6Ainsi le système permet au demandeur, créancier ou débiteur d’aliments, de saisir l’autorité centrale de sa résidence habituelle, laquelle pourra transmettre les différentes demandes à l’autorité centrale de l’État membre requis (art. 55). Ces demandes relèvent pour le créancier, en vertu de l’article 56 du règlement, de trois catégories : l’obtention d’une décision, y compris portant sur l’établissement de la filiation, si celle-ci est nécessaire pour obtenir une obligation alimentaire, la modification d’une décision, ou encore la reconnaissance ou l’exécution de la décision dans un autre État membre. Quant au débiteur, s’il a déjà été condamné à payer une obligation alimentaire, il peut saisir l’autorité centrale de deux types de demandes : la modification de cette décision ou sa reconnaissance, si celle-ci a pour effet de suspendre ou restreindre l’exécution d’une décision antérieure dans l’État membre requis.

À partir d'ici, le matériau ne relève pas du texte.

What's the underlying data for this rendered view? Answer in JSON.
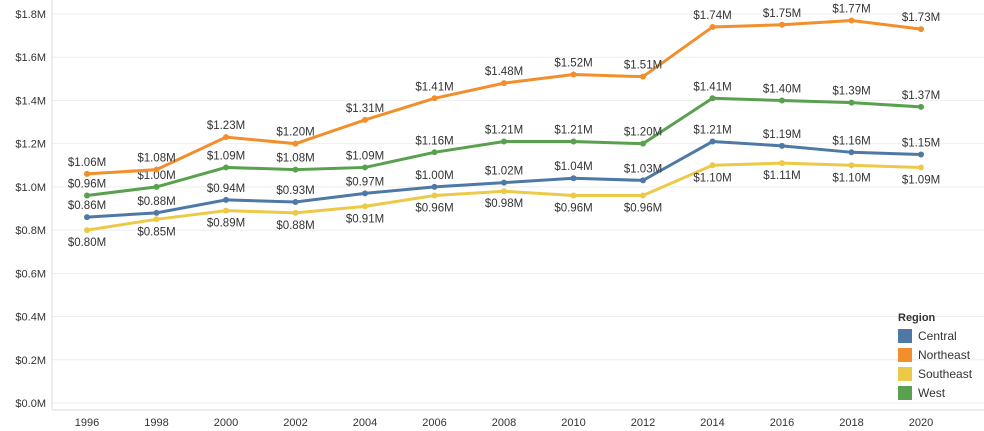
{
  "chart_data": {
    "type": "line",
    "title": "",
    "xlabel": "",
    "ylabel": "",
    "x": [
      1996,
      1998,
      2000,
      2002,
      2004,
      2006,
      2008,
      2010,
      2012,
      2014,
      2016,
      2018,
      2020
    ],
    "ylim": [
      0,
      1.8
    ],
    "y_ticks": [
      "$0.0M",
      "$0.2M",
      "$0.4M",
      "$0.6M",
      "$0.8M",
      "$1.0M",
      "$1.2M",
      "$1.4M",
      "$1.6M",
      "$1.8M"
    ],
    "grid": true,
    "legend": {
      "title": "Region",
      "placement": "bottom-right"
    },
    "series": [
      {
        "name": "Central",
        "color": "#4e79a7",
        "values": [
          0.86,
          0.88,
          0.94,
          0.93,
          0.97,
          1.0,
          1.02,
          1.04,
          1.03,
          1.21,
          1.19,
          1.16,
          1.15
        ],
        "labels": [
          "$0.86M",
          "$0.88M",
          "$0.94M",
          "$0.93M",
          "$0.97M",
          "$1.00M",
          "$1.02M",
          "$1.04M",
          "$1.03M",
          "$1.21M",
          "$1.19M",
          "$1.16M",
          "$1.15M"
        ]
      },
      {
        "name": "Northeast",
        "color": "#f28e2b",
        "values": [
          1.06,
          1.08,
          1.23,
          1.2,
          1.31,
          1.41,
          1.48,
          1.52,
          1.51,
          1.74,
          1.75,
          1.77,
          1.73
        ],
        "labels": [
          "$1.06M",
          "$1.08M",
          "$1.23M",
          "$1.20M",
          "$1.31M",
          "$1.41M",
          "$1.48M",
          "$1.52M",
          "$1.51M",
          "$1.74M",
          "$1.75M",
          "$1.77M",
          "$1.73M"
        ]
      },
      {
        "name": "Southeast",
        "color": "#edc948",
        "values": [
          0.8,
          0.85,
          0.89,
          0.88,
          0.91,
          0.96,
          0.98,
          0.96,
          0.96,
          1.1,
          1.11,
          1.1,
          1.09
        ],
        "labels": [
          "$0.80M",
          "$0.85M",
          "$0.89M",
          "$0.88M",
          "$0.91M",
          "$0.96M",
          "$0.98M",
          "$0.96M",
          "$0.96M",
          "$1.10M",
          "$1.11M",
          "$1.10M",
          "$1.09M"
        ]
      },
      {
        "name": "West",
        "color": "#59a14f",
        "values": [
          0.96,
          1.0,
          1.09,
          1.08,
          1.09,
          1.16,
          1.21,
          1.21,
          1.2,
          1.41,
          1.4,
          1.39,
          1.37
        ],
        "labels": [
          "$0.96M",
          "$1.00M",
          "$1.09M",
          "$1.08M",
          "$1.09M",
          "$1.16M",
          "$1.21M",
          "$1.21M",
          "$1.20M",
          "$1.41M",
          "$1.40M",
          "$1.39M",
          "$1.37M"
        ]
      }
    ]
  }
}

73. Tout le système, calqué sur celui de la Convention de La Haye de 2007, vise ainsi à simplifier et favoriser le règlement des litiges alimentaires. L’arrêt rappelle alors fort opportunément que cette coopération administrative a pour objectif de lever les obstacles au paiement des aliments et donc de simplifier la vie des citoyens européens. Elle n’est pas un but en soi, de sorte que lorsqu’au contraire elle constitue un frein à l’obtention des aliments, elle doit être écartée.

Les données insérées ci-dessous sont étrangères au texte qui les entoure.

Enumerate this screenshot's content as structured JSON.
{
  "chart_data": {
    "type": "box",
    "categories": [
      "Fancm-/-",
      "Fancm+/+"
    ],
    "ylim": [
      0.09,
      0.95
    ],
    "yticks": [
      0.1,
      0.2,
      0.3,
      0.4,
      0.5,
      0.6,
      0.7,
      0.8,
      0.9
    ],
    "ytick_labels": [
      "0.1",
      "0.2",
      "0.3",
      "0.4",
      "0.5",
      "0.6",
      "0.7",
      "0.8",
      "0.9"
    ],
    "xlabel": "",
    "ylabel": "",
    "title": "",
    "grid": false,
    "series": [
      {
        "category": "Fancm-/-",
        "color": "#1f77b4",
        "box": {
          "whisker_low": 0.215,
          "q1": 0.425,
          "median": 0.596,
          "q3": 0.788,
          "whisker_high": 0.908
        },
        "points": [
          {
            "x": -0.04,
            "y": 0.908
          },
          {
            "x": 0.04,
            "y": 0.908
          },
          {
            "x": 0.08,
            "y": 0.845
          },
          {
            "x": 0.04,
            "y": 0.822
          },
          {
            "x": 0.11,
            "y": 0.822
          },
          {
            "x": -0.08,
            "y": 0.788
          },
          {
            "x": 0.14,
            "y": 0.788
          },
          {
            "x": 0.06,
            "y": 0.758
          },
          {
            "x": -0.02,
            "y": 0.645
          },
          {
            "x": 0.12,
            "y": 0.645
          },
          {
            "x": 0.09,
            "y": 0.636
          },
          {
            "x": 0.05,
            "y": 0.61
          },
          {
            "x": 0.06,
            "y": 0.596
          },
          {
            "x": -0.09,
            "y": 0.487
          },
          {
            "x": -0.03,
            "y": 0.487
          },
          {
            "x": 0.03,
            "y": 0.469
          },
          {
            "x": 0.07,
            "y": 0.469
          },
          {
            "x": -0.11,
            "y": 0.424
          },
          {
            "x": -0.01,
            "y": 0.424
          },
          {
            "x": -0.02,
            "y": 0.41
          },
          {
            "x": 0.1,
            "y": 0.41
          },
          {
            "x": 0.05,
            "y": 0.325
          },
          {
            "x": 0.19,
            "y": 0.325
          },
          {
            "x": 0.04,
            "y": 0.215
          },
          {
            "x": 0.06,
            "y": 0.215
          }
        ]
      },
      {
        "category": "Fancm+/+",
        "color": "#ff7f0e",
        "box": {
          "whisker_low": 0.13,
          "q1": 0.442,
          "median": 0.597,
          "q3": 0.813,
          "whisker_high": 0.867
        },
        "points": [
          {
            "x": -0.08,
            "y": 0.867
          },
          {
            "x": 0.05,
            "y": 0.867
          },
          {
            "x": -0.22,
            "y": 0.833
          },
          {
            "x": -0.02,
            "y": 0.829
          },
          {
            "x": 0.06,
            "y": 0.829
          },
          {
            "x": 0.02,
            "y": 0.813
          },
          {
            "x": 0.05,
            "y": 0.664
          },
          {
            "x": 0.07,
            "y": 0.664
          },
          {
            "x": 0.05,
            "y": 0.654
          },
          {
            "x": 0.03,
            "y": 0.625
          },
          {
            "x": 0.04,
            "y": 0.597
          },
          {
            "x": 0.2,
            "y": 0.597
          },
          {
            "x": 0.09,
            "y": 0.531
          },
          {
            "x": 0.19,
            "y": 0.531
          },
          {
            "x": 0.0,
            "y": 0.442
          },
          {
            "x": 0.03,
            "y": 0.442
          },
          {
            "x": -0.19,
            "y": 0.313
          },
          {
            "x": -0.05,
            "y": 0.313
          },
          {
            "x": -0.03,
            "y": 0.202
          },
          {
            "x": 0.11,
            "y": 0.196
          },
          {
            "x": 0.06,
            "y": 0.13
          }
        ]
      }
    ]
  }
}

84. L’espèce, en effet, concernait un jugement de divorce prononcé par un tribunal allemand qui avait adopté des mesures réglant les obligations alimentaires du père à l’égard des deux enfants. Au moment où la question préjudicielle est posée à la Cour de justice, la mère vit en Allemagne avec les enfants tandis que le père réside habituellement en Angleterre où il travaille. Or ce dernier refuse de verser les pensions alimentaires prévues par l’ordonnance de la juridiction allemande au motif que la mère des enfants multiplie les entraves aux contacts qu’il pourrait avoir avec les enfants. Pour obtenir l’exécution de la décision allemande, sur le fondement du règlement Aliments, la mère a saisi la division de la famille de la Haute Cour de Justice pour l’Angleterre et le Pays de Galles (High Court of Justice [England and Wales], Family Division). Cette dernière interroge la Cour de justice sur le point de savoir si une telle demande peut être formée directement devant elle en qualité de juridiction compétente en matière d’obligations alimentaires, ou si elle doit, dans tous les cas, être soumise au préalable à l’autorité centrale visée à l’article 49 du règlement n° 4/2009 qui est en l’espèce le Lord Chancellor lequel transmettra ensuite la demande à la juridiction. La juridiction anglaise relève, en effet, que la législation anglaise indique clairement le caractère obligatoire de la saisine préalable de l’autorité centrale en la personne du Lord Chancellor, tandis que les juridictions nationales ont des pratiques souvent contradictoires sur ce point. Elle relève en outre que pour les situations internes, ce type de demandes peut être porté directement devant la juridiction compétente.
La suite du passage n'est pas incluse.